Friday, Nov. 22
Numbers Chapters 30 and 31 Click here to read
I seem to remember some years in elementary school when the teacher used Friday as a review day to draw together and remind us of the lessons of the week. Today is something of a Friday review, with several of the things we’ve already looked at this week coming back.
Remember Balaam?
In Monday’s reading he was the good guy, insisting that he had to be faithful in sharing the words he received from God.
Then on Tuesday we read about how the Israelites were led astray by the Moabites and Midianites: specifically how falling into sexual sin with those foreign women led them into being unfaithful in their service to God.
Those two topics come together today in Chapter 31, where Balaam is killed for his part in advising the seduction of the Israelites.
When the Midianites are defeated, the fighting men are allowed to keep some plunder and young girls, but the males and women must be killed to avoid their corrupting influence.
Chapter 30 returns to one of the lessons we looked at on Wednesday.
While at first glance the rules about women being able to make binding vows seem very different from the question of inheritance, both of them protect the ability of women to act on their own behalf.

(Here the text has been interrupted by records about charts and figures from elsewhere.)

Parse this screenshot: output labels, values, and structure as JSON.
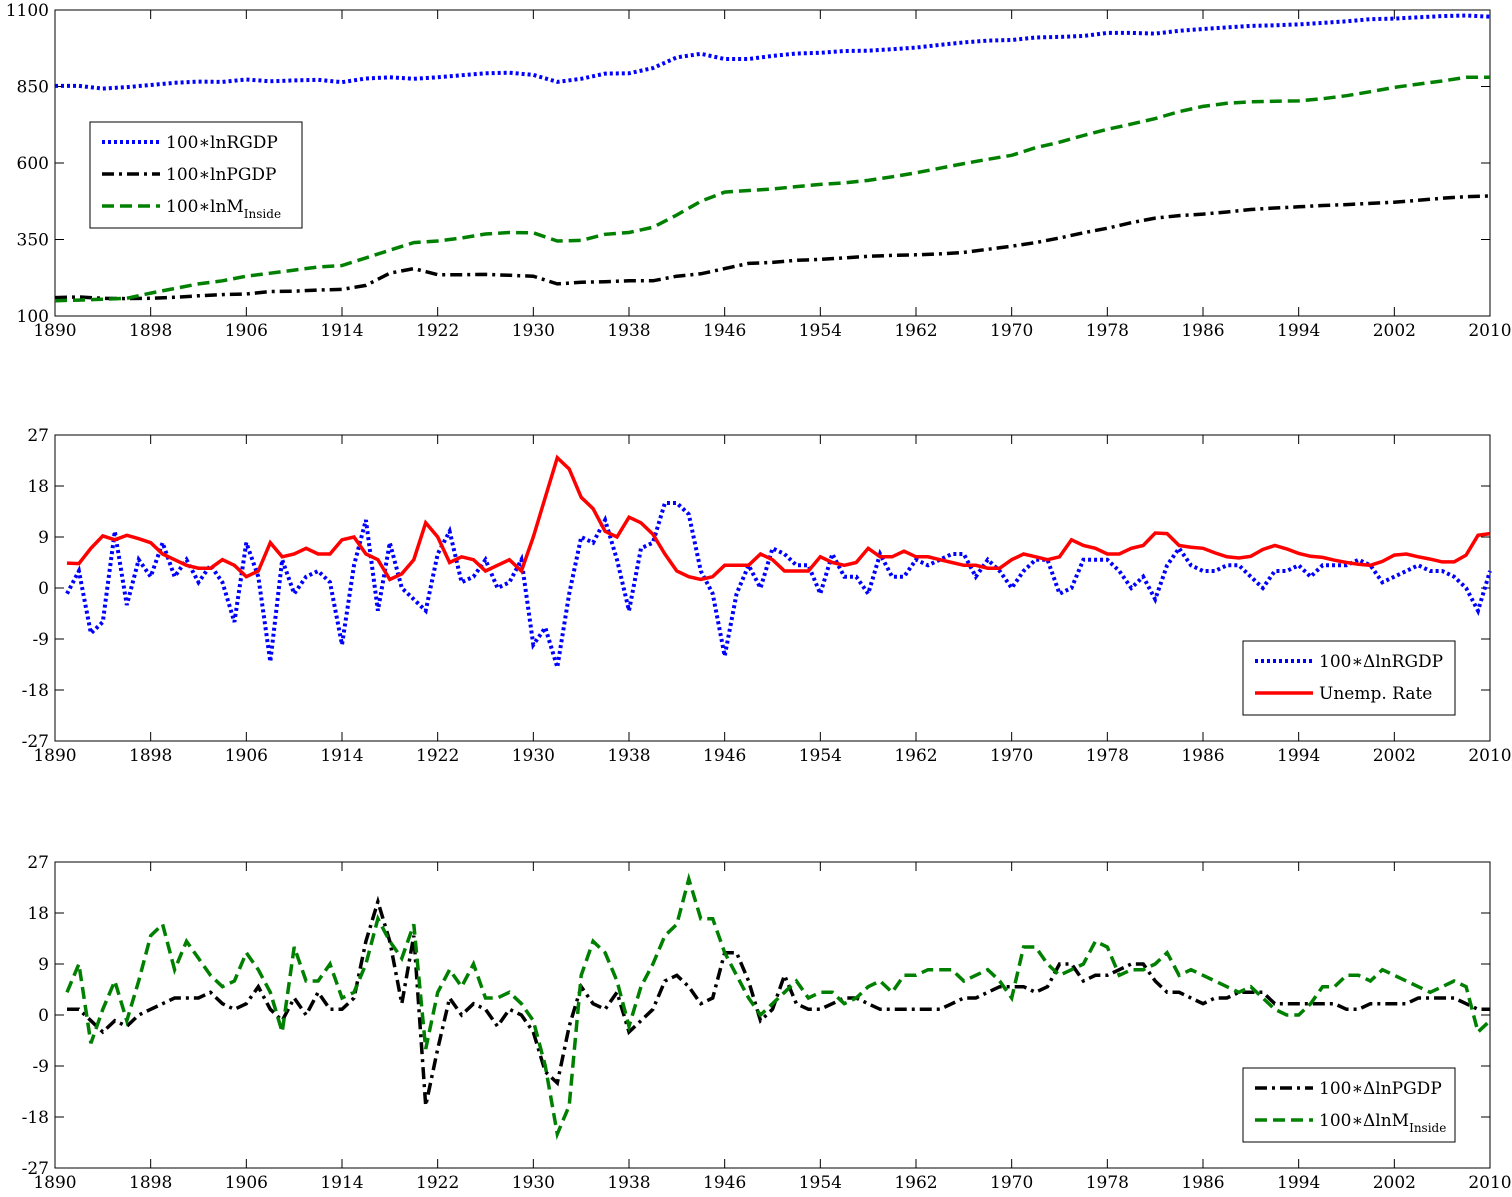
{
  "chart_data": [
    {
      "type": "line",
      "x": [
        1890,
        1892,
        1894,
        1896,
        1898,
        1900,
        1902,
        1904,
        1906,
        1908,
        1910,
        1912,
        1914,
        1916,
        1918,
        1920,
        1922,
        1924,
        1926,
        1928,
        1930,
        1932,
        1934,
        1936,
        1938,
        1940,
        1942,
        1944,
        1946,
        1948,
        1950,
        1952,
        1954,
        1956,
        1958,
        1960,
        1962,
        1964,
        1966,
        1968,
        1970,
        1972,
        1974,
        1976,
        1978,
        1980,
        1982,
        1984,
        1986,
        1988,
        1990,
        1992,
        1994,
        1996,
        1998,
        2000,
        2002,
        2004,
        2006,
        2008,
        2010
      ],
      "xlim": [
        1890,
        2010
      ],
      "xticks": [
        1890,
        1898,
        1906,
        1914,
        1922,
        1930,
        1938,
        1946,
        1954,
        1962,
        1970,
        1978,
        1986,
        1994,
        2002,
        2010
      ],
      "ylim": [
        100,
        1100
      ],
      "yticks": [
        100,
        350,
        600,
        850,
        1100
      ],
      "legend": "upper left",
      "series": [
        {
          "name": "100∗lnRGDP",
          "color": "#0000ff",
          "dash": "dotted",
          "values": [
            852,
            852,
            843,
            848,
            855,
            862,
            866,
            865,
            873,
            867,
            870,
            872,
            864,
            876,
            880,
            875,
            880,
            887,
            893,
            895,
            888,
            865,
            875,
            892,
            893,
            910,
            945,
            957,
            940,
            940,
            950,
            958,
            960,
            966,
            967,
            972,
            977,
            986,
            994,
            1000,
            1002,
            1010,
            1012,
            1015,
            1025,
            1025,
            1023,
            1032,
            1038,
            1043,
            1048,
            1050,
            1053,
            1058,
            1063,
            1070,
            1072,
            1076,
            1080,
            1082,
            1078
          ]
        },
        {
          "name": "100∗lnPGDP",
          "color": "#000000",
          "dash": "dashdot",
          "values": [
            160,
            162,
            158,
            157,
            158,
            161,
            166,
            170,
            172,
            180,
            181,
            185,
            187,
            200,
            240,
            255,
            235,
            235,
            236,
            233,
            230,
            205,
            210,
            212,
            215,
            215,
            230,
            238,
            255,
            272,
            275,
            282,
            285,
            290,
            295,
            298,
            300,
            303,
            308,
            318,
            328,
            340,
            355,
            372,
            387,
            405,
            420,
            428,
            433,
            440,
            448,
            453,
            457,
            461,
            464,
            468,
            472,
            478,
            485,
            490,
            492
          ]
        },
        {
          "name": "100∗lnM",
          "name_subscript": "Inside",
          "color": "#008000",
          "dash": "dashed",
          "values": [
            150,
            152,
            155,
            158,
            175,
            190,
            205,
            215,
            230,
            240,
            250,
            260,
            265,
            290,
            315,
            340,
            345,
            355,
            368,
            373,
            372,
            345,
            347,
            367,
            373,
            390,
            430,
            475,
            505,
            510,
            515,
            523,
            530,
            535,
            543,
            555,
            568,
            583,
            598,
            612,
            625,
            650,
            668,
            690,
            710,
            727,
            745,
            768,
            785,
            795,
            800,
            802,
            803,
            810,
            820,
            833,
            847,
            858,
            868,
            880,
            880
          ]
        }
      ]
    },
    {
      "type": "line",
      "x": [
        1891,
        1892,
        1893,
        1894,
        1895,
        1896,
        1897,
        1898,
        1899,
        1900,
        1901,
        1902,
        1903,
        1904,
        1905,
        1906,
        1907,
        1908,
        1909,
        1910,
        1911,
        1912,
        1913,
        1914,
        1915,
        1916,
        1917,
        1918,
        1919,
        1920,
        1921,
        1922,
        1923,
        1924,
        1925,
        1926,
        1927,
        1928,
        1929,
        1930,
        1931,
        1932,
        1933,
        1934,
        1935,
        1936,
        1937,
        1938,
        1939,
        1940,
        1941,
        1942,
        1943,
        1944,
        1945,
        1946,
        1947,
        1948,
        1949,
        1950,
        1951,
        1952,
        1953,
        1954,
        1955,
        1956,
        1957,
        1958,
        1959,
        1960,
        1961,
        1962,
        1963,
        1964,
        1965,
        1966,
        1967,
        1968,
        1969,
        1970,
        1971,
        1972,
        1973,
        1974,
        1975,
        1976,
        1977,
        1978,
        1979,
        1980,
        1981,
        1982,
        1983,
        1984,
        1985,
        1986,
        1987,
        1988,
        1989,
        1990,
        1991,
        1992,
        1993,
        1994,
        1995,
        1996,
        1997,
        1998,
        1999,
        2000,
        2001,
        2002,
        2003,
        2004,
        2005,
        2006,
        2007,
        2008,
        2009,
        2010
      ],
      "xlim": [
        1890,
        2010
      ],
      "xticks": [
        1890,
        1898,
        1906,
        1914,
        1922,
        1930,
        1938,
        1946,
        1954,
        1962,
        1970,
        1978,
        1986,
        1994,
        2002,
        2010
      ],
      "ylim": [
        -27,
        27
      ],
      "yticks": [
        -27,
        -18,
        -9,
        0,
        9,
        18,
        27
      ],
      "legend": "lower right",
      "series": [
        {
          "name": "100∗ΔlnRGDP",
          "color": "#0000ff",
          "dash": "dotted",
          "values": [
            -1,
            3,
            -8,
            -6,
            10,
            -3,
            5,
            2,
            8,
            2,
            5,
            1,
            4,
            1,
            -6,
            8,
            2,
            -13,
            5,
            -1,
            2,
            3,
            1,
            -10,
            4,
            12,
            -4,
            8,
            0,
            -2,
            -4,
            6,
            10,
            1,
            2,
            5,
            0,
            1,
            5,
            -10,
            -7,
            -14,
            -1,
            9,
            8,
            12,
            5,
            -4,
            7,
            8,
            15,
            15,
            13,
            3,
            -1,
            -12,
            -1,
            4,
            0,
            7,
            6,
            4,
            4,
            -1,
            6,
            2,
            2,
            -1,
            6,
            2,
            2,
            5,
            4,
            5,
            6,
            6,
            2,
            5,
            3,
            0,
            3,
            5,
            5,
            -1,
            0,
            5,
            5,
            5,
            3,
            0,
            2,
            -2,
            4,
            7,
            4,
            3,
            3,
            4,
            4,
            2,
            0,
            3,
            3,
            4,
            2,
            4,
            4,
            4,
            5,
            4,
            1,
            2,
            3,
            4,
            3,
            3,
            2,
            0,
            -4,
            3
          ]
        },
        {
          "name": "Unemp. Rate",
          "color": "#ff0000",
          "dash": "solid",
          "values": [
            4.4,
            4.3,
            7,
            9.2,
            8.5,
            9.3,
            8.7,
            8,
            6,
            5,
            4,
            3.5,
            3.5,
            5,
            4,
            2,
            3,
            8,
            5.5,
            6,
            7,
            6,
            6,
            8.5,
            9,
            6,
            5,
            1.5,
            2.5,
            5,
            11.5,
            9,
            4.5,
            5.5,
            5,
            3,
            4,
            5,
            3,
            9,
            16,
            23,
            21,
            16,
            14,
            10,
            9,
            12.5,
            11.5,
            9.5,
            6,
            3,
            2,
            1.5,
            2,
            4,
            4,
            4,
            6,
            5,
            3,
            3,
            3,
            5.5,
            4.5,
            4,
            4.5,
            7,
            5.5,
            5.5,
            6.5,
            5.5,
            5.5,
            5,
            4.5,
            4,
            4,
            3.5,
            3.5,
            5,
            6,
            5.5,
            5,
            5.5,
            8.5,
            7.5,
            7,
            6,
            6,
            7,
            7.5,
            9.7,
            9.6,
            7.5,
            7.2,
            7,
            6.2,
            5.5,
            5.3,
            5.6,
            6.8,
            7.5,
            6.9,
            6.1,
            5.6,
            5.4,
            4.9,
            4.5,
            4.2,
            4,
            4.7,
            5.8,
            6,
            5.5,
            5.1,
            4.6,
            4.6,
            5.8,
            9.3,
            9.6
          ]
        }
      ]
    },
    {
      "type": "line",
      "x": [
        1891,
        1892,
        1893,
        1894,
        1895,
        1896,
        1897,
        1898,
        1899,
        1900,
        1901,
        1902,
        1903,
        1904,
        1905,
        1906,
        1907,
        1908,
        1909,
        1910,
        1911,
        1912,
        1913,
        1914,
        1915,
        1916,
        1917,
        1918,
        1919,
        1920,
        1921,
        1922,
        1923,
        1924,
        1925,
        1926,
        1927,
        1928,
        1929,
        1930,
        1931,
        1932,
        1933,
        1934,
        1935,
        1936,
        1937,
        1938,
        1939,
        1940,
        1941,
        1942,
        1943,
        1944,
        1945,
        1946,
        1947,
        1948,
        1949,
        1950,
        1951,
        1952,
        1953,
        1954,
        1955,
        1956,
        1957,
        1958,
        1959,
        1960,
        1961,
        1962,
        1963,
        1964,
        1965,
        1966,
        1967,
        1968,
        1969,
        1970,
        1971,
        1972,
        1973,
        1974,
        1975,
        1976,
        1977,
        1978,
        1979,
        1980,
        1981,
        1982,
        1983,
        1984,
        1985,
        1986,
        1987,
        1988,
        1989,
        1990,
        1991,
        1992,
        1993,
        1994,
        1995,
        1996,
        1997,
        1998,
        1999,
        2000,
        2001,
        2002,
        2003,
        2004,
        2005,
        2006,
        2007,
        2008,
        2009,
        2010
      ],
      "xlim": [
        1890,
        2010
      ],
      "xticks": [
        1890,
        1898,
        1906,
        1914,
        1922,
        1930,
        1938,
        1946,
        1954,
        1962,
        1970,
        1978,
        1986,
        1994,
        2002,
        2010
      ],
      "ylim": [
        -27,
        27
      ],
      "yticks": [
        -27,
        -18,
        -9,
        0,
        9,
        18,
        27
      ],
      "legend": "lower right",
      "series": [
        {
          "name": "100∗ΔlnPGDP",
          "color": "#000000",
          "dash": "dashdot",
          "values": [
            1,
            1,
            -1,
            -3,
            -1,
            -2,
            0,
            1,
            2,
            3,
            3,
            3,
            4,
            2,
            1,
            2,
            5,
            1,
            -1,
            3,
            0,
            4,
            1,
            1,
            3,
            13,
            20,
            13,
            2,
            14,
            -16,
            -6,
            3,
            0,
            2,
            1,
            -2,
            1,
            0,
            -3,
            -10,
            -12,
            -2,
            5,
            2,
            1,
            4,
            -3,
            -1,
            1,
            6,
            7,
            5,
            2,
            3,
            11,
            11,
            6,
            -1,
            1,
            7,
            2,
            1,
            1,
            2,
            3,
            3,
            2,
            1,
            1,
            1,
            1,
            1,
            1,
            2,
            3,
            3,
            4,
            5,
            5,
            5,
            4,
            5,
            9,
            9,
            6,
            7,
            7,
            8,
            9,
            9,
            6,
            4,
            4,
            3,
            2,
            3,
            3,
            4,
            4,
            4,
            2,
            2,
            2,
            2,
            2,
            2,
            1,
            1,
            2,
            2,
            2,
            2,
            3,
            3,
            3,
            3,
            2,
            1,
            1
          ]
        },
        {
          "name": "100∗ΔlnM",
          "name_subscript": "Inside",
          "color": "#008000",
          "dash": "dashed",
          "values": [
            4,
            9,
            -5,
            1,
            6,
            -1,
            6,
            14,
            16,
            8,
            13,
            10,
            7,
            5,
            6,
            11,
            8,
            4,
            -3,
            12,
            6,
            6,
            9,
            3,
            4,
            9,
            17,
            13,
            10,
            16,
            -6,
            4,
            8,
            5,
            9,
            3,
            3,
            4,
            2,
            -1,
            -9,
            -21,
            -16,
            7,
            13,
            11,
            6,
            -2,
            5,
            9,
            14,
            16,
            24,
            17,
            17,
            11,
            7,
            3,
            0,
            2,
            4,
            6,
            3,
            4,
            4,
            2,
            3,
            5,
            6,
            4,
            7,
            7,
            8,
            8,
            8,
            6,
            7,
            8,
            6,
            3,
            12,
            12,
            9,
            7,
            8,
            9,
            13,
            12,
            7,
            8,
            8,
            9,
            11,
            7,
            8,
            7,
            6,
            5,
            4,
            5,
            3,
            1,
            0,
            0,
            2,
            5,
            5,
            7,
            7,
            6,
            8,
            7,
            6,
            5,
            4,
            5,
            6,
            5,
            -3,
            -1
          ]
        }
      ]
    }
  ]
}
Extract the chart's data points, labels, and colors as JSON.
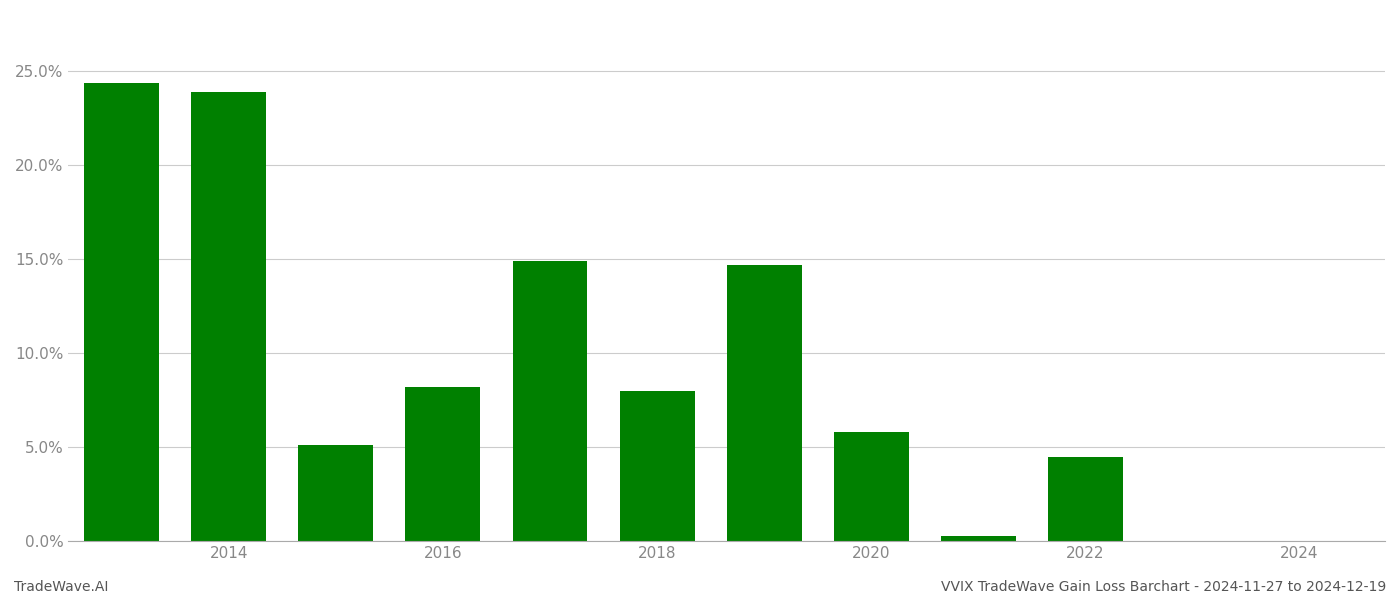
{
  "years": [
    2013,
    2014,
    2015,
    2016,
    2017,
    2018,
    2019,
    2020,
    2021,
    2022,
    2023,
    2024
  ],
  "values": [
    0.244,
    0.239,
    0.051,
    0.082,
    0.149,
    0.08,
    0.147,
    0.058,
    0.003,
    0.045,
    0.0,
    0.0
  ],
  "bar_color": "#008000",
  "background_color": "#ffffff",
  "grid_color": "#cccccc",
  "ylim": [
    0,
    0.28
  ],
  "yticks": [
    0.0,
    0.05,
    0.1,
    0.15,
    0.2,
    0.25
  ],
  "xtick_years": [
    2014,
    2016,
    2018,
    2020,
    2022,
    2024
  ],
  "footer_left": "TradeWave.AI",
  "footer_right": "VVIX TradeWave Gain Loss Barchart - 2024-11-27 to 2024-12-19",
  "footer_fontsize": 10,
  "axis_label_color": "#888888",
  "axis_label_fontsize": 11,
  "bar_width": 0.7
}
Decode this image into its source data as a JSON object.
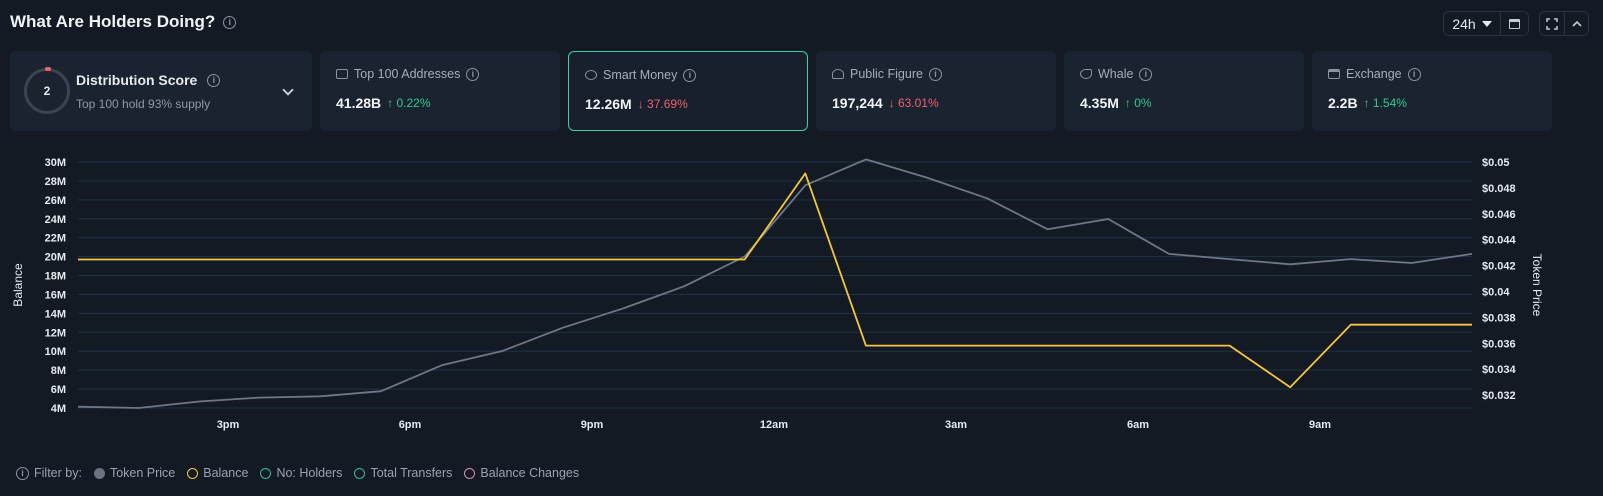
{
  "header": {
    "title": "What Are Holders Doing?"
  },
  "controls": {
    "range": "24h"
  },
  "distribution": {
    "score": "2",
    "title": "Distribution Score",
    "subtitle": "Top 100 hold 93% supply"
  },
  "metrics": [
    {
      "label": "Top 100 Addresses",
      "value": "41.28B",
      "change": "↑ 0.22%",
      "direction": "up"
    },
    {
      "label": "Smart Money",
      "value": "12.26M",
      "change": "↓ 37.69%",
      "direction": "down"
    },
    {
      "label": "Public Figure",
      "value": "197,244",
      "change": "↓ 63.01%",
      "direction": "down"
    },
    {
      "label": "Whale",
      "value": "4.35M",
      "change": "↑ 0%",
      "direction": "up"
    },
    {
      "label": "Exchange",
      "value": "2.2B",
      "change": "↑ 1.54%",
      "direction": "up"
    }
  ],
  "filters": {
    "label": "Filter by:",
    "items": [
      {
        "label": "Token Price",
        "color": "#6b7280",
        "filled": true
      },
      {
        "label": "Balance",
        "color": "#f5c542",
        "filled": false
      },
      {
        "label": "No: Holders",
        "color": "#2fbf8f",
        "filled": false
      },
      {
        "label": "Total Transfers",
        "color": "#2fbf8f",
        "filled": false
      },
      {
        "label": "Balance Changes",
        "color": "#d88fb0",
        "filled": false
      }
    ]
  },
  "chart_data": {
    "type": "line",
    "ylabel": "Balance",
    "y2label": "Token Price",
    "ylim": [
      4,
      30
    ],
    "y2lim": [
      0.031,
      0.05
    ],
    "yticks": [
      "30M",
      "28M",
      "26M",
      "24M",
      "22M",
      "20M",
      "18M",
      "16M",
      "14M",
      "12M",
      "10M",
      "8M",
      "6M",
      "4M"
    ],
    "y2ticks": [
      "$0.05",
      "$0.048",
      "$0.046",
      "$0.044",
      "$0.042",
      "$0.04",
      "$0.038",
      "$0.036",
      "$0.034",
      "$0.032"
    ],
    "xticks": [
      "3pm",
      "6pm",
      "9pm",
      "12am",
      "3am",
      "6am",
      "9am"
    ],
    "grid": true,
    "series": [
      {
        "name": "Token Price",
        "color": "#6f7785",
        "axis": "right",
        "x": [
          0,
          1,
          2,
          3,
          4,
          5,
          6,
          7,
          8,
          9,
          10,
          11,
          12,
          13,
          14,
          15,
          16,
          17,
          18,
          19,
          20,
          21,
          22,
          23
        ],
        "y": [
          0.0311,
          0.031,
          0.0315,
          0.0318,
          0.0319,
          0.0323,
          0.0343,
          0.0354,
          0.0372,
          0.0387,
          0.0404,
          0.0427,
          0.0482,
          0.0502,
          0.0488,
          0.0472,
          0.0448,
          0.0456,
          0.0429,
          0.0425,
          0.0421,
          0.0425,
          0.0422,
          0.0429
        ]
      },
      {
        "name": "Balance",
        "color": "#f5c542",
        "axis": "left",
        "x": [
          0,
          11,
          12,
          13,
          19,
          20,
          21,
          22,
          23
        ],
        "y": [
          19.7,
          19.7,
          28.8,
          10.6,
          10.6,
          6.2,
          12.8,
          12.8,
          12.8
        ]
      }
    ]
  }
}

That ability looks limited by our standards, but is progressive for its day.
What Numbers calls a vow or obligation is what we would call a contract. To be able to conduct business, to hire or be hired, or to purchase anything substantial requires the ability to make an enforceable commitment. If a woman is unable to do that, she is economically limited and completely dependent on a man to act on her behalf.
Under the Numbers rules, a widowed or divorced woman is able to make vows on her own behalf, freeing her to conduct her own business affairs. Even a young woman living under her father’s protection or a married woman has the right to enter into binding vows unless her father or husband promptly acts to nullify them when he learns of them. It isn’t her responsibility to get his approval; it his responsibility to state his disapproval.
Friday meditation
Proverbs 13:21-22
Trouble pursues the sinner, but the righteous are rewarded with good things.
A good person leaves an inheritance for their children’s children, but a sinner’s wealth is stored up for the righteous.
Prayer focus
Pray for the wellbeing of women and others who still live under laws that prohibit acting in their own interests and make them dependent on the good will of others with greater power.